Appeals court pauses ruling halting Trump tariffs
A federal appeals court this afternoon paused rulings by a panel of judges that halted several of Trump's tariffs on international trading partners.
The "request for an immediate administrative stay is granted to the extent that the judgments and the permanent injunctions entered by the Court of International Trade in these cases are temporarily stayed until further notice while this court considers" whether the rulings should be paused for a longer period, the U.S. Court of Appeals for the Federal Circuit said in a brief ruling.
The decision pauses the lower court's decision until at least June 9, when both sides will have submitted legal arguments about whether the case should be paused while the appeals courts weigh the issues in the case.
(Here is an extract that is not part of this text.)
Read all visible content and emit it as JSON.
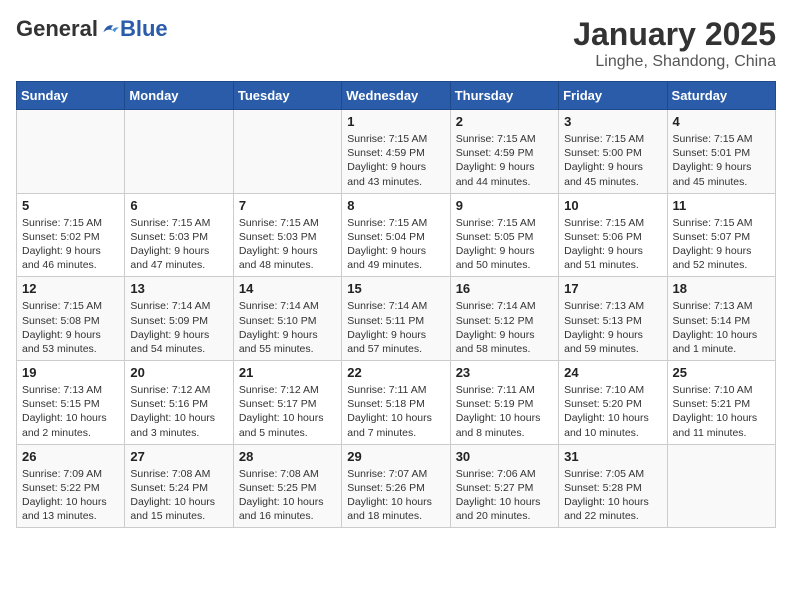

An attorney for the plaintiffs, Jeffrey Schwab of the Liberty Justice Center, said in a statement that the ruling is "merely a procedural step as the court considers the government’s request for a longer stay pending appeal."
"We are confident the Federal Circuit will ultimately deny the government’s motion," Schwab said.
In their judgment yesterday, the U.S. Court of International Trade judges found that the decades-old International Emergency Economic Powers Act, a federal law that Trump cited in many of his executive orders, did not “delegate an unbounded tariff authority to the President.”
Whitmer jokes about the criticism she's received for her outreach to Trump
In a speech at the Mackinac Policy Conference in Michigan, Gov. Gretchen Whitmer, D-Mich., appeared unfazed by the criticism from fellow Democrats that she's too cozy with Trump.
“I want to talk about Selfridge,” Whitmer said, referring to her work with Trump to bring a new series of fighter jets to Selfridge Air National Guard Base.
Whitmer displayed on a screen two pictures of herself with soldiers at the air base and joked, “We didn’t put a picture of me and my new bestie up there, did we?”
As the crowd laughed, she covered her face with her paper speech, an apparent reference to the viral photo of her covering her face with a binder in the White House.